In the interim, I’ve rediscovered how little I like cold calling, created many working prototypes, played with online marketing and completed a handful of product development projects. There have been a few ridiculous forays into the world of product telesales, lots of articles about inventing and several pro bono startup adventures.
All of this experience will eventually feed itself into this next phase of IOTD. There may even be a video or two. I really hope you enjoy this material and if you decide that you need any inputs to your own product ideation, please get in touch via my commercial site www.hawkshawinnovation.com
About seven years ago, I began posting a new idea here almost every day.
I expect to continue to have and record new ideas, but sadly these must remain unpublished -at least for the forseeable future.
This results from my need to avoid commercial conflicts with a forthcoming business venture I’m involved in.
I’d like to express my sincere thanks to everyone who has commented on this work (even those who had better ideas than me!)
If you’d like to remain in touch, do please do so via email@example.com.
I leave you, for now, with the important words of Alan Kay:
The best way to predict the future is to invent it.
Who would have thought that insects could affect the economics of air travel. I’m still not really convinced by this article.
It did, however, inspire today’s invention.
Imagine coating a light aircraft in a form of lightweight, spray-on glue.
If you then fly through dense clouds of insects, a proportion of them will end up trapped by the adhesive but in an orientation which still allows them to flap their wings.
Let’s assume that insects have a mass of 0.1g and can exert a maximum upwards force equal to twice their bodyweight.
This means that a 5000kg aircraft would need about 26 million such insects to provide enough lift to allow it to hover.
Even if that is unattainable outside a locust swarm, insects could still provide a substantial proportion of the lift required to sustain an aircraft in flight, thus increasing fuel economy (albeit in a stupidly cruel way).
If you appear in some team photo or other multi-person image, today’s invention allows you to differentiate yourself (and perhaps some friends) from all those other people whose names you may never have known anyway.
It consists of a small, self adhesive plastic lens which you can stick to the glass of a photo frame -over your own, minute facial image.
This allows you to become much more recognisable and thus prove that you were actually on that 2nd XI team in 1984; right next to old whatshisname.

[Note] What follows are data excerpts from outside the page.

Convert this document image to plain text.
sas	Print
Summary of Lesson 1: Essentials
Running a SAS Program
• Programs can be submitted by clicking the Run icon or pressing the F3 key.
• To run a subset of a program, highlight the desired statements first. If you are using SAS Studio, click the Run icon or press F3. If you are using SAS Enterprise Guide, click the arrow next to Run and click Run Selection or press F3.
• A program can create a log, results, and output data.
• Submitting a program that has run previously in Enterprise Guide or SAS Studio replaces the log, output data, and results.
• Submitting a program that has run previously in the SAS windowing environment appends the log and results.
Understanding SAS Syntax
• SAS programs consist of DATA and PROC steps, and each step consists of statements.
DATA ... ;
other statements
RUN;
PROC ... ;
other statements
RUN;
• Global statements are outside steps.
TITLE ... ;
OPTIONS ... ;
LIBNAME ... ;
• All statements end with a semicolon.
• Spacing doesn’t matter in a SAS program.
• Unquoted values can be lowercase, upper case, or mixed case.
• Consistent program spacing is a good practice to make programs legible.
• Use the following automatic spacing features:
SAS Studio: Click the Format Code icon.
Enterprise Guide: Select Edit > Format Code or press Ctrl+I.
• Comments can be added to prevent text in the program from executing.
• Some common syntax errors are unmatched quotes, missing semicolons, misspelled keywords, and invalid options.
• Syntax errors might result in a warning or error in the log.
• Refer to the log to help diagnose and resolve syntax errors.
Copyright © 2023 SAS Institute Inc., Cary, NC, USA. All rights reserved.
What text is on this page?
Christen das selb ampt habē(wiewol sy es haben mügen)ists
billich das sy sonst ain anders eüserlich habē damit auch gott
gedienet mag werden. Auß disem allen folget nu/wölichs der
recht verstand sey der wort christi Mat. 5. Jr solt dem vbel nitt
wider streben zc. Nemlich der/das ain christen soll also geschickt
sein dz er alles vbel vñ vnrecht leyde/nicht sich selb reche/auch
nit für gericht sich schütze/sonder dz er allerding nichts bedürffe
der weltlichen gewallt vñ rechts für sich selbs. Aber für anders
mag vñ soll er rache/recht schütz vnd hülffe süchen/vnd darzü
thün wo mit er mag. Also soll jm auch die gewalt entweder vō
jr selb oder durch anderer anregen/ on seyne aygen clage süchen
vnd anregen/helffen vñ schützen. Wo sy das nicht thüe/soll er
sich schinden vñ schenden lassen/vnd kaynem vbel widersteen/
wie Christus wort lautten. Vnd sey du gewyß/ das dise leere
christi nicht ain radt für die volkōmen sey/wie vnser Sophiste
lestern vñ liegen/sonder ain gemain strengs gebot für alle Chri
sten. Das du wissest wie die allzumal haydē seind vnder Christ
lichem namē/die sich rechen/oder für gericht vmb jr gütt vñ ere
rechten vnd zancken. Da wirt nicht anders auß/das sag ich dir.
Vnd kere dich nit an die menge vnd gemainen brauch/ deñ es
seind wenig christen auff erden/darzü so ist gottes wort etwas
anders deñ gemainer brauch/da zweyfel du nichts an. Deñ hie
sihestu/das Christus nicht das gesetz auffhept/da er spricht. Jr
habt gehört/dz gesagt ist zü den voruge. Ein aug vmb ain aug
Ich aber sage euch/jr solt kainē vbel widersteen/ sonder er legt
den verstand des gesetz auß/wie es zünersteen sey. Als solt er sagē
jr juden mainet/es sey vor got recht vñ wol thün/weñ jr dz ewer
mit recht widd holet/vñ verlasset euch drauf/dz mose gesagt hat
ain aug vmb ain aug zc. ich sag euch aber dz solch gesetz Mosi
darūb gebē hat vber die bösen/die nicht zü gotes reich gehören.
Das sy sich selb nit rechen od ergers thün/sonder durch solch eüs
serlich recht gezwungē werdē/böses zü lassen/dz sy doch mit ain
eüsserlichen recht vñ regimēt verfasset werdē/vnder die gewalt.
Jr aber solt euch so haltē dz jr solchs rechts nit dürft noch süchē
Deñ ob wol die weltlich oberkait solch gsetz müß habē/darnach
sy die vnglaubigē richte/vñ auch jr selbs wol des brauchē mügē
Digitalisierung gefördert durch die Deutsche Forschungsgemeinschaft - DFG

Today’s invention is a name badge or other physical label which can be created, modified or recycled very rapidly.
Imagine a mat of stiff, open-weave fabric, about the size of a business card.
This can be fed into a small embroidery machine which will loosely sew a user-specified message.
An algorithm works out the most legible way to reproduce some text and/or graphical elements, using a single strand of colour-contrasting thread. When you leave a meeting, simply pull on one end of the thread for the message to disappear (thus avoiding the confusing experience of having strangers address you later using your first name).
As well as name badges for conference-goers, this could extend to the creation of one-off messages on T shirts or tents.